Kritiker sehen in einer Sonderregelung zur Betriebsrententeilung Gefahren, dass Frauen benachteiligt werden könnten. Zumindest verfassungswidrig ist der Paragraf nicht. Das hat das höchste Gericht in Karlsruhe jetzt entschieden.

Das oberste Gericht in Karlsruhe hat über eine umstrittene Sonderregelung entschieden. (Archivbild) Foto: dpa/Uli Deck
Das oberste Gericht in Karlsruhe hat über eine umstrittene Sonderregelung entschieden. (Archivbild) Foto: dpa/Uli Deck

Karlsruhe - Eine vor allem wegen möglicher Benachteiligung von Frauen umstrittene Sonderregelung zur Teilung von Betriebsrenten beim Versorgungsausgleich nach einer Scheidung ist mit dem Grundgesetz vereinbar. Die angegriffene Regelung sei bei verfassungskonformer Anwendung mit den Eigentumsgrundrechten beider Partner vereinbar, entschied das höchste deutsche Gericht am Dienstag in Karlsruhe. Sie wahre dann auch die verfassungsrechtlichen Grenzen faktischer Benachteiligung von Frauen.

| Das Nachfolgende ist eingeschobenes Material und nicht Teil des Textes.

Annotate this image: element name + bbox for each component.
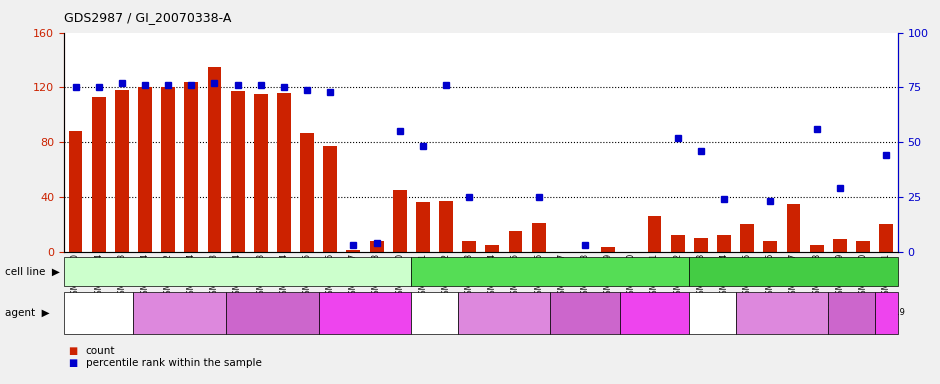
Bar: [671, 235, 684, 252]
Bar: [230, 91, 244, 252]
Text: GDS2987 / GI_20070338-A: GDS2987 / GI_20070338-A: [64, 12, 231, 25]
Bar: [532, 223, 545, 252]
Text: microvascular endothelial cells: microvascular endothelial cells: [157, 266, 319, 277]
Bar: [509, 231, 523, 252]
Text: pulmonary artery smooth muscle cells: pulmonary artery smooth muscle cells: [449, 266, 650, 277]
Bar: [115, 90, 129, 252]
Text: vehicle: vehicle: [84, 308, 114, 318]
Text: atorvastatin: atorvastatin: [757, 308, 807, 318]
Bar: [369, 240, 384, 252]
Bar: [485, 245, 499, 252]
Bar: [462, 240, 477, 252]
Bar: [92, 97, 105, 252]
Bar: [787, 204, 801, 252]
Bar: [347, 250, 360, 252]
Bar: [323, 146, 337, 252]
Bar: [879, 224, 893, 252]
Bar: [694, 238, 708, 252]
Bar: [763, 240, 777, 252]
Text: vehicle: vehicle: [419, 308, 449, 318]
Text: ■: ■: [69, 358, 78, 368]
Bar: [208, 67, 222, 252]
Bar: [393, 190, 407, 252]
Text: ■: ■: [69, 346, 78, 356]
Text: atorvastatin: atorvastatin: [478, 308, 529, 318]
Text: cell line  ▶: cell line ▶: [5, 266, 59, 277]
Bar: [648, 216, 662, 252]
Bar: [740, 224, 754, 252]
Text: atorvastatin and
mevalonate: atorvastatin and mevalonate: [817, 303, 886, 323]
Bar: [254, 94, 268, 252]
Bar: [833, 239, 847, 252]
Bar: [856, 240, 870, 252]
Bar: [161, 88, 175, 252]
Bar: [300, 132, 314, 252]
Text: agent  ▶: agent ▶: [5, 308, 49, 318]
Bar: [138, 88, 152, 252]
Bar: [602, 247, 615, 252]
Text: dermal fibroblasts: dermal fibroblasts: [746, 266, 841, 277]
Bar: [717, 235, 731, 252]
Text: count: count: [86, 346, 115, 356]
Text: atorvastatin: atorvastatin: [154, 308, 205, 318]
Bar: [809, 245, 823, 252]
Text: percentile rank within the sample: percentile rank within the sample: [86, 358, 261, 368]
Text: vehicle: vehicle: [697, 308, 728, 318]
Bar: [277, 93, 290, 252]
Text: atorvastatin and
mevalonate: atorvastatin and mevalonate: [550, 303, 619, 323]
Text: SLx-2119: SLx-2119: [635, 308, 674, 318]
Text: SLx-2119: SLx-2119: [867, 308, 905, 318]
Bar: [416, 202, 430, 252]
Text: atorvastatin and
mevalonate: atorvastatin and mevalonate: [238, 303, 307, 323]
Bar: [184, 82, 198, 252]
Bar: [69, 131, 83, 252]
Text: SLx-2119: SLx-2119: [346, 308, 384, 318]
Bar: [439, 201, 453, 252]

Das Verfassungsgericht musste darüber entscheiden, ob eine Regelung im 2009 reformierten Versorgungsausgleichsgesetz zur sogenannten externen Teilung bestimmter Anrechte aus der betrieblichen Altersvorsorge verfassungsgemäß ist. Im Mittelpunkt stand dabei die Kritik, dass vor allem Frauen dadurch bei ihrer späteren Rente benachteiligt werden könnten. Das Oberlandesgericht Hamm rief das Bundesverfassungsgericht an, weil es die Regelung für verfassungswidrig hielt.

Die Verfassungsrichter entschieden nun, dass der umstrittene Gesetzesparagraf mit dem Grundgesetz vereinbar sei. Die Vorschrift sei nicht verfassungswidrig, weil sie „verfassungskonform ausgelegt werden kann“, sagte der Senatsvorsitzende Stephan Harbarth.

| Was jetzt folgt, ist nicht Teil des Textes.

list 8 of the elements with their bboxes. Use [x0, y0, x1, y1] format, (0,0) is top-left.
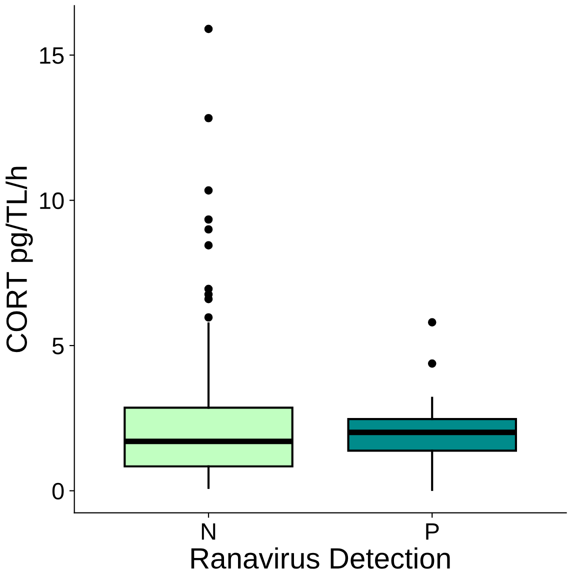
- x-axis-title: Ranavirus Detection: [191, 547, 450, 569]
- y-axis-title: CORT pg/TL/h: [6, 166, 33, 352]
- x-tick-label: P: [426, 523, 439, 540]
- y-tick-label: 0: [52, 482, 64, 500]
- y-tick-label: 10: [40, 192, 64, 210]
- y-tick-label: 15: [40, 47, 64, 64]
- x-tick-label: N: [202, 523, 216, 540]
- y-tick-label: 5: [52, 338, 64, 354]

Das Gericht mahnte aber zugleich, dass durch die Teilung der Anrechte ein Ehepartner „keine unangemessene Verringerung“ der späteren Versorgungsleistungen erwarten dürfe. Darauf müssen demnach die Familiengerichte beim Versorgungsausgleich im Rahmen des Scheidungsverfahrens achten. Es sei Aufgabe der Gerichte, den Ausgleichswert so festzusetzen, „dass die Grundrechte aller beteiligten Personen gewahrt sind“, sagte Harbarth.

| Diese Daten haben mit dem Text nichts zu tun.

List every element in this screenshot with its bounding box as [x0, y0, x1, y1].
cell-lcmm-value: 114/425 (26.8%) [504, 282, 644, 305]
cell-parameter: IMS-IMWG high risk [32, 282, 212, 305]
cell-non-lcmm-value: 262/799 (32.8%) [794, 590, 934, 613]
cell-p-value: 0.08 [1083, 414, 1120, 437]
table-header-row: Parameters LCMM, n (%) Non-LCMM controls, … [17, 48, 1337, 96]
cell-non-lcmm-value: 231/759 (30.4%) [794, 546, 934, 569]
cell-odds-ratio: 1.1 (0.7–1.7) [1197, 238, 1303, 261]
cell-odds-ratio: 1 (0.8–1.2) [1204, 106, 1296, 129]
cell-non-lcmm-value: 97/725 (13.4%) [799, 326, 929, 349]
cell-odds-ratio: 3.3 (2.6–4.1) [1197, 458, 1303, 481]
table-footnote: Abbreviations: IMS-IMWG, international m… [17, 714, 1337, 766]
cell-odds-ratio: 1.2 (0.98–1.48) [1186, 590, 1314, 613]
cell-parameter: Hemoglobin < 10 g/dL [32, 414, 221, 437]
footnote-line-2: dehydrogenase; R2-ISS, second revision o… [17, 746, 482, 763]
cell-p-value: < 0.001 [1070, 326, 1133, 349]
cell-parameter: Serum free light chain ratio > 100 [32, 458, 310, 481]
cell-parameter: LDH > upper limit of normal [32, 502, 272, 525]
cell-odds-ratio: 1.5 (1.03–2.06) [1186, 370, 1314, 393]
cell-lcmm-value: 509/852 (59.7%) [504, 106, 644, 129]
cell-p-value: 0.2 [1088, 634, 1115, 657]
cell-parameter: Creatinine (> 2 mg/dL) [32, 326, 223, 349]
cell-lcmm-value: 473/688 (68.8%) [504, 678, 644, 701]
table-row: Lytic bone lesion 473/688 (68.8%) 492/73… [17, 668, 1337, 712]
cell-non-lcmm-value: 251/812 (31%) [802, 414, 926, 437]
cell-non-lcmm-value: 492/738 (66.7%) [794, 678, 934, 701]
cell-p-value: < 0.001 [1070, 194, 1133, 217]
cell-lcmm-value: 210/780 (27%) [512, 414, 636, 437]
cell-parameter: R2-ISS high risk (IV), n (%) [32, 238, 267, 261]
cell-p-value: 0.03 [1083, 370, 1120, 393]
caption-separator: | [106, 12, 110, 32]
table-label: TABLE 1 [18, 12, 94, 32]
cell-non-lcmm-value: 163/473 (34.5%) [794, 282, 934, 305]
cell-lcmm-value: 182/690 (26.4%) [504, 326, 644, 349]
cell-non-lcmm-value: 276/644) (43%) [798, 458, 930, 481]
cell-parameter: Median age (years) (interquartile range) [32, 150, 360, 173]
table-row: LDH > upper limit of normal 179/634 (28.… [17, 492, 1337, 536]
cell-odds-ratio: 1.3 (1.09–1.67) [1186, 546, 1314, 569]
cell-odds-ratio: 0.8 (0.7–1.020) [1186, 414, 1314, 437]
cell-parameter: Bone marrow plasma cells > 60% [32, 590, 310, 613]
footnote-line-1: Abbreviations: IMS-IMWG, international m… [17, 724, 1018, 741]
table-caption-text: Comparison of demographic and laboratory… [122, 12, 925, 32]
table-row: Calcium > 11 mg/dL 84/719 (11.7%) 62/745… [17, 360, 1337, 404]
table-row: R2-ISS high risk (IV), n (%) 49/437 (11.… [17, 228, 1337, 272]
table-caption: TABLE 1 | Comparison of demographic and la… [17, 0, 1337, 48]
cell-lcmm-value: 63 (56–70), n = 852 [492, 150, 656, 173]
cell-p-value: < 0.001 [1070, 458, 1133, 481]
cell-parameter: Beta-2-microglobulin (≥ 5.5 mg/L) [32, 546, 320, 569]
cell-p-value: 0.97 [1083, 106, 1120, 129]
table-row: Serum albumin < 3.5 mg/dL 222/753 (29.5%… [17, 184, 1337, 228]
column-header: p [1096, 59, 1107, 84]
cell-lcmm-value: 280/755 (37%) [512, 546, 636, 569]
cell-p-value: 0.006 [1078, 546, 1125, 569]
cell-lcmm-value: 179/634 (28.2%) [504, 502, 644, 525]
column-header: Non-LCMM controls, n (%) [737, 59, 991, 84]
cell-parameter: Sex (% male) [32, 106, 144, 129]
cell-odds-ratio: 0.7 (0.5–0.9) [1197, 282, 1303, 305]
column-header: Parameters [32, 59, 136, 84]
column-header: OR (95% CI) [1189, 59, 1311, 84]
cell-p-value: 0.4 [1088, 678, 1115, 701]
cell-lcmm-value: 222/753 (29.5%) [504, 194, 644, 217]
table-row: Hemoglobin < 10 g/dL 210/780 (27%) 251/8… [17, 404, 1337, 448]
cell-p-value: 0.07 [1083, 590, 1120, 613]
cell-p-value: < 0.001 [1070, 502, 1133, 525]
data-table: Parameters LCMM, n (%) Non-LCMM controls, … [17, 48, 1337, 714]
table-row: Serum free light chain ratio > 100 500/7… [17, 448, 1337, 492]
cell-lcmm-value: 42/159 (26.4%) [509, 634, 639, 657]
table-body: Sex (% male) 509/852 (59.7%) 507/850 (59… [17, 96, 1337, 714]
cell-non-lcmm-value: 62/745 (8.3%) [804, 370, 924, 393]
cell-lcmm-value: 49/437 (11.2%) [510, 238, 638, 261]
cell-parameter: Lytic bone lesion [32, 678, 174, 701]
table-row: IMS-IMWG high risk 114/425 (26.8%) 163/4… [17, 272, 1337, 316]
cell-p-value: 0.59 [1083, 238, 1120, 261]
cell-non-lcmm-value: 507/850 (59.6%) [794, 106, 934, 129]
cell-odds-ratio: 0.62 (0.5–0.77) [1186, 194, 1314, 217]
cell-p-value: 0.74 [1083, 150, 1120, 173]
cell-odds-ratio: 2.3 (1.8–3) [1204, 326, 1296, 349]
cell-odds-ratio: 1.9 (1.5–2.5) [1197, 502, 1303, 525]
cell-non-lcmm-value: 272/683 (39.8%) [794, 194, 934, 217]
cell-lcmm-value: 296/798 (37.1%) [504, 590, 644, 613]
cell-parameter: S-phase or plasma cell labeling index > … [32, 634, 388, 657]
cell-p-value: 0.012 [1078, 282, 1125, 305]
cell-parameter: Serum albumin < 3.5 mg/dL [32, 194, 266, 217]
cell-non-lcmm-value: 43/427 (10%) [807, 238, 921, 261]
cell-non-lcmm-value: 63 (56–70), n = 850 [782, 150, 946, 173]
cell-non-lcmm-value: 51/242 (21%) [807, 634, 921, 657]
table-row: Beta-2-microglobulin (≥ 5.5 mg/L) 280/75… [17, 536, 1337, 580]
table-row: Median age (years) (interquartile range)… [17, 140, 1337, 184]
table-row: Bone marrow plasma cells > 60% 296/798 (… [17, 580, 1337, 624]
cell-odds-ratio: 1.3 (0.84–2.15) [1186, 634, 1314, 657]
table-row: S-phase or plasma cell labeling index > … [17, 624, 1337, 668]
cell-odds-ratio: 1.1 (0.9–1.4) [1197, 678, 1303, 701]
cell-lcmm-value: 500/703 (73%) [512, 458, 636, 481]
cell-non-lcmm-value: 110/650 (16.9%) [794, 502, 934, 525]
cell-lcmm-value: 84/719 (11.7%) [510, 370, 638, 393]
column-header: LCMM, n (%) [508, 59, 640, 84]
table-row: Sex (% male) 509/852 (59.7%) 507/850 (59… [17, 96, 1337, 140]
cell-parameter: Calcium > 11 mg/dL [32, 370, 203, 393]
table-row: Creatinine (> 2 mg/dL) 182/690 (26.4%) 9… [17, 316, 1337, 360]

Durch den Versorgungsausgleich sollen grundsätzlich bei einer Scheidung die während der Ehe erworbenen Anrechte zur Altersversorgung etwa in der gesetzlichen Rentenversicherung gleichermaßen auf beide Partner aufgeteilt werden. Grundsätzlich erfolgt dieser Ausgleich im Zuge einer sogenannten internen Teilung der Anrechte, also innerhalb eines Versorgungsträgers wie etwa der gesetzlichen Rentenversicherung. 

Nur ausnahmsweise kann es eine sogenannte externe Teilung geben. Dabei werden Ansprüche auf einen anderen Versorgungsträger übertragen. Dazu stellt der ursprüngliche Versorgungsträger einen Kapitalbetrag zur Verfügung.

Die vor dem Verfassungsgericht angegriffene Sonderreglung betrifft eine mögliche externe Teilung von Betriebsrenten. Beanstandet wurde, dass es durch den Wechsel der Versorgungsträger zu erheblichen Verlusten bei dem ausgleichsberechtigten Partner kommen kann. Dadurch könnten vor allem Frauen unter Umständen eine geringere Altersversorgung erhalten. Grund dafür sind unterschiedliche Zinssätze, auf deren Grundlage die Leistungen bei den Versorgungsträgern berechnet werden.